Não há liberdade a sério para quem vive em necessidade. Quem não tem direitos não pode deixar de tirar o chapéu ao patrão que passa. Não há mulheres livres que não se sustentem a si mesmas. Um cidadão não vive em democracia se o medo impera na empresa onde trabalha. O que libertou e democratizou o nosso país foi, antes de tudo, uma profunda revolução social. Parte vinha de antes, muito chegou depois, como acontece sempre nestas mudanças. Sem exagerar nos resultados, porque ainda somos dos países mais desiguais da Europa, os portugueses libertaram-se quando deixaram de depender do padre para continuar a estudar, da sorte para não morrer no parto, do berço para chegar ao ensino superior, da obediência ao patrão para manter o emprego. Se a extrema-direita ameaça a democracia política, outros têm atacado estas conquistas, que veem como um perigo para a liberdade do privilégio. Não atacam o Abril que nos une. Atacam o Abril que, democraticamente, continua em disputa. Aquele que operou uma mudança ainda mais profunda do que a mudança de regime.

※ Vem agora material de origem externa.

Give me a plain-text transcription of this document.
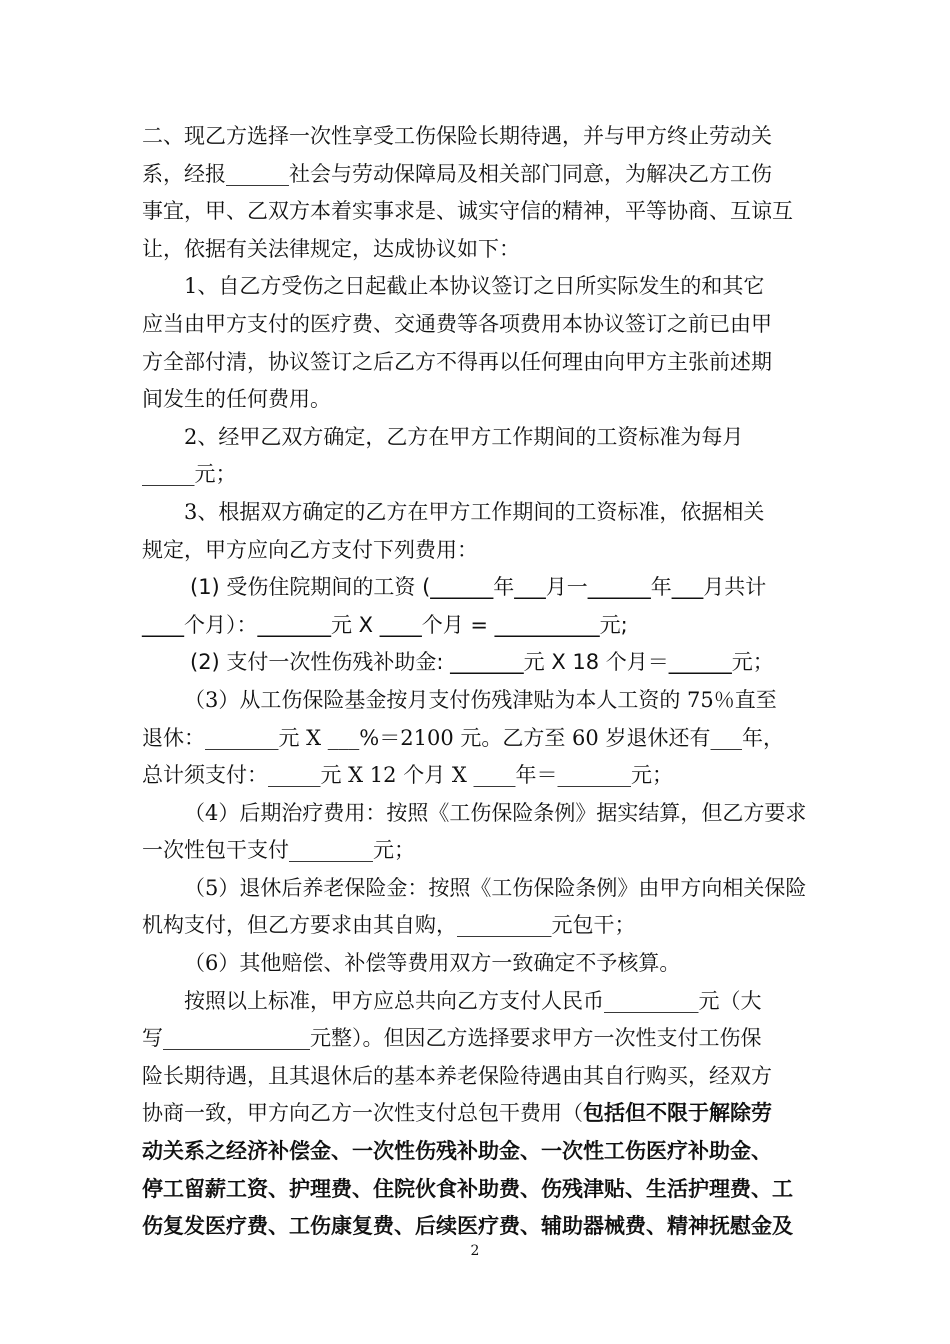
二、现乙方选择一次性享受工伤保险长期待遇，并与甲方终止劳动关
系，经报______社会与劳动保障局及相关部门同意，为解决乙方工伤
事宜，甲、乙双方本着实事求是、诚实守信的精神，平等协商、互谅互
让，依据有关法律规定，达成协议如下：
1、自乙方受伤之日起截止本协议签订之日所实际发生的和其它
应当由甲方支付的医疗费、交通费等各项费用本协议签订之前已由甲
方全部付清，协议签订之后乙方不得再以任何理由向甲方主张前述期
间发生的任何费用。
2、经甲乙双方确定，乙方在甲方工作期间的工资标准为每月
_____元；
3、根据双方确定的乙方在甲方工作期间的工资标准，依据相关
规定，甲方应向乙方支付下列费用：
(1) 受伤住院期间的工资 (______年___月一______年___月共计
____个月）：_______元 X ____个月 = __________元;
(2) 支付一次性伤残补助金: _______元 X 18 个月＝______元；
（3）从工伤保险基金按月支付伤残津贴为本人工资的 75％直至
退休：_______元 X ___%＝2100 元。乙方至 60 岁退休还有___年，
总计须支付：_____元 X 12 个月 X ____年＝_______元；
（4）后期治疗费用：按照《工伤保险条例》据实结算，但乙方要求
一次性包干支付________元；
（5）退休后养老保险金：按照《工伤保险条例》由甲方向相关保险
机构支付，但乙方要求由其自购，_________元包干；
（6）其他赔偿、补偿等费用双方一致确定不予核算。
按照以上标准，甲方应总共向乙方支付人民币_________元（大
写______________元整）。但因乙方选择要求甲方一次性支付工伤保
险长期待遇，且其退休后的基本养老保险待遇由其自行购买，经双方
协商一致，甲方向乙方一次性支付总包干费用（包括但不限于解除劳
动关系之经济补偿金、一次性伤残补助金、一次性工伤医疗补助金、
停工留薪工资、护理费、住院伙食补助费、伤残津贴、生活护理费、工
伤复发医疗费、工伤康复费、后续医疗费、辅助器械费、精神抚慰金及
2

Em “A Coisa”, um outro militante em sofrimento existencial diz: “Quando os comunistas perdem a ideia da revolução, perdem o sentido da aventura. Sem sentido da aventura tornam-se gente aborrecida e, como vimos, até gente perigosa.” Não quero o regresso da utopia comunista que, tendo combatido a exploração onde foi resistência, deixou um rasto de crime onde chegou ao poder. Por estes dias, a (verdadeira) social-democracia chega e sobra como radicalidade. Quero que alguém se recorde que o 25 de Abril não se fez para estarmos de acordo. Se gritamos “25 de Abril, sempre”, é porque ele está sempre em disputa. Quando apenas servir para unir os que defendem um modo de Governo, estará tão morto como o 5 de outubro. Abril deu-nos o direito a sermos do “contra”. Por isso o celebramos com uma manifestação de protesto, coisa incompreensível para estrangeiros que vão espreitar a avenida. Porque ainda não é apenas mais uma festa do regime.
Engana-se quem diz que Abril não se cumpriu. Conquistámos os instrumentos para decidir o nosso futuro. Se, nas últimas décadas, reduzimos a democracia à seleção dos gestores de coisas inevitáveis, isso foi escolha nossa. E essa escolha talvez tenha ajudado a inchar a extrema-direita. A democracia deixou de prometer mais do que o olhar alcança. E isso mata as ditaduras, as democracias, todos os regimes. A extrema-direita cresce porque as pessoas precisam que alguém diga que quer mudar alguma coisa. Apesar de não serem mais do que o sistema por meios mais agressivos, ao menos fingem que são do “contra”. Nós, como diria José Mário Branco, “saímos à rua de cravo na mão sem dar conta de que saímos à rua de cravo na mão a horas certas”. Defendemos as conquistas de Abril, a memória de Abril. Tanto empenho em defender Abril que nos esquecemos que Abril nos trouxe o direito à dissidência. Esquecemos que somos os que um dia tomarão o castelo, não os que o defendem. Se queremos celebrar Abril, reinventemos a desobediência. Ou, perante a evidência que deixámos de conquistar coisas novas, os seus inimigos ocuparão esse lugar.»